Я вытянулся как мог. Но и этого не хватало для того, чтобы начать разгребать верхнюю антресоль. Она была под самый потолок. Благо книг у родителей было на все случаи жизни. В этот раз мне от них нужно не больше 5 сантиметров, которые мне не додала природа.
Книги лежали на кухне. Туда их было легче всего перетащить из спальни. Взяв два тёмно-зелёных тома чьих-то сочинений, я вновь отправился в гостиную. Там меня ждала последняя полка вещей. Среди них были журналы "Мы", коробка из-под обуви с кассетами, которыми никто при мне и не пользовался, диски, ещё одна коробка и кожаная сумка из-под видеокамеры sony. В детстве мне не разрешалось её брать. Строго-настрого. Но лет, наверно, в 10-12 я всё-таки смог убедить родителей в своей ответственности. Не знаю, как мне это удалось тогда, но сейчас скорее всего я бы провалил этот экзамен.
На кассетах были записаны не только хиты 70-х, но и жизнь нашей семьи. Есть кассета с телевизионной программой, где отец давал интервью для районного канала. Тогда он стал очевидцем какой-то аварии. Есть запись свадьбы маминой сестры, тёти Тани. Кассеты, на которые было записано всё подряд, были подписаны соответствующе: "всё подряд". Таких было большинство.
Я помню, как в первый день, когда мне разрешили поснимать на камеру, торопясь вышел во двор вместе с ней. Она и сейчас-то немаленькая, а для мальчика 11 лет её размеры были сопоставимы с телевизионной камерой. Помню, что смотря в видоискатель (глазок), мир становился, как в фильме! Только актёры попадали в кадр без кастинга. Идёт дед, куря — камера, мотор! Едет яркая машина — камера, мотор! И так со всем.

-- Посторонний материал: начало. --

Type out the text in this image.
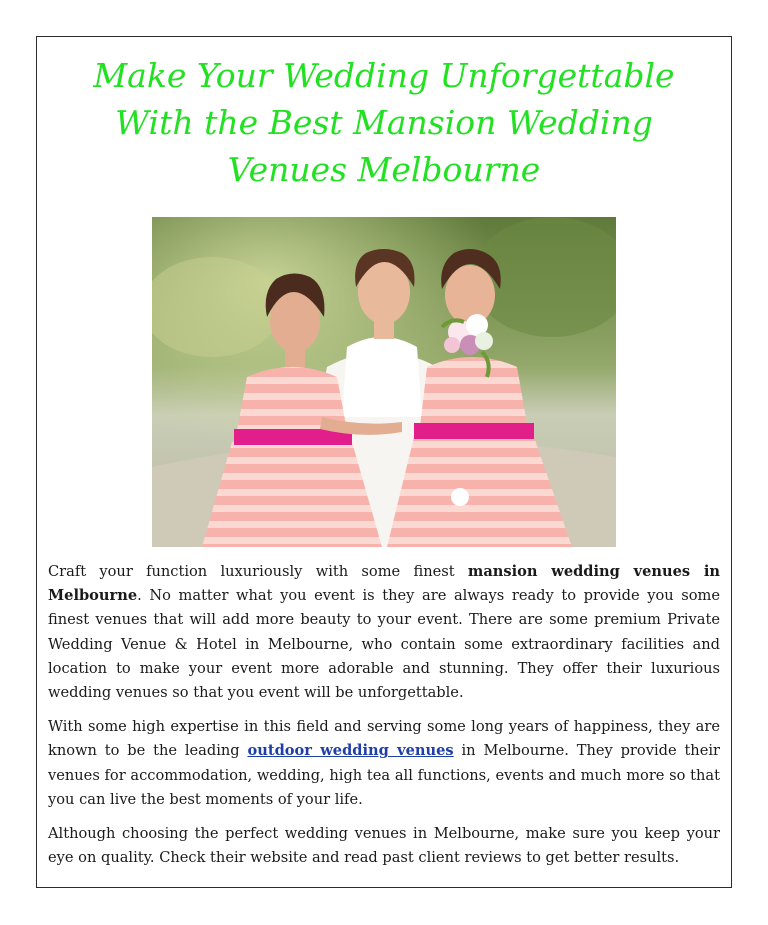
Make Your Wedding Unforgettable
With the Best Mansion Wedding
Venues Melbourne

Craft your function luxuriously with some finest mansion wedding venues in Melbourne. No matter what you event is they are always ready to provide you some finest venues that will add more beauty to your event. There are some premium Private Wedding Venue & Hotel in Melbourne, who contain some extraordinary facilities and location to make your event more adorable and stunning. They offer their luxurious wedding venues so that you event will be unforgettable.

With some high expertise in this field and serving some long years of happiness, they are known to be the leading outdoor wedding venues in Melbourne. They provide their venues for accommodation, wedding, high tea all functions, events and much more so that you can live the best moments of your life.

Although choosing the perfect wedding venues in Melbourne, make sure you keep your eye on quality. Check their website and read past client reviews to get better results.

Томики отлично подошли для компенсации моего роста. Не торопясь, я брал коробки с антресоли и спускал их вниз. Пришлось повозиться всего лишь с четырьмя коробками и камерой. За день я изрядно устал, поэтому было решено переложить с обеденного стола книги на пол и выпить чаю, который, к счастью или нет, остался в шкафчике над раковиной.
Свет фонарей пролился на дороги, тротуары, дома и полицейский участок, который находился прямо под окнами. Как и 5-10 лет назад, вечером, почти в одно и то же время, на всю нашу улицу раздавался скрип ворот, этого самого участка. Днём ворота открывались полностью, а ночью была отварена лишь дверца. Всё осталось так же.
Находиться в квартире было тяжело. Мне вроде бы и хотелось побыстрее уехать, но неосознанно я оттягивал время. И сейчас мне кажется лучшим решением — отложить перевозку вещей на завтрашнее утро, а самому залечь здесь. Тем более всё имелось: подушки, простыни, одеяла. Я помнил, что в камере есть кассета, которую так, наверно, и не дозаписали. Из кухни я вышел в гостиную, где лежали уже собранные коробки — в одной из них лежала зарядка от камеры.
Поставив аккумулятор на зарядку, я разложил себе на диване и почти сразу заснул. В углу комнаты, на книжном столике, моргал красный огонёк — зарядка. Красный свет ложился на пустые стены с гвоздями под фотографии...
Подъём был в 8 утра. Привычка. Вставив аккумулятор в камеру, я пошёл на кухню, чтобы заварить чай. Камера мотала плёнку. И делала это громко. Я ждал свиста чайника, но слышал постоянное жужжание. В конце процедуры камера щёлкнула, как бы говоря:"Телепорт в такое-то время готов".
— Я снимаю, — писклявым голосом сказал я
— Ох, лучше бы дома оставил ты её, Антоша, — проговорил тихо отец, как будто и не мне говоря.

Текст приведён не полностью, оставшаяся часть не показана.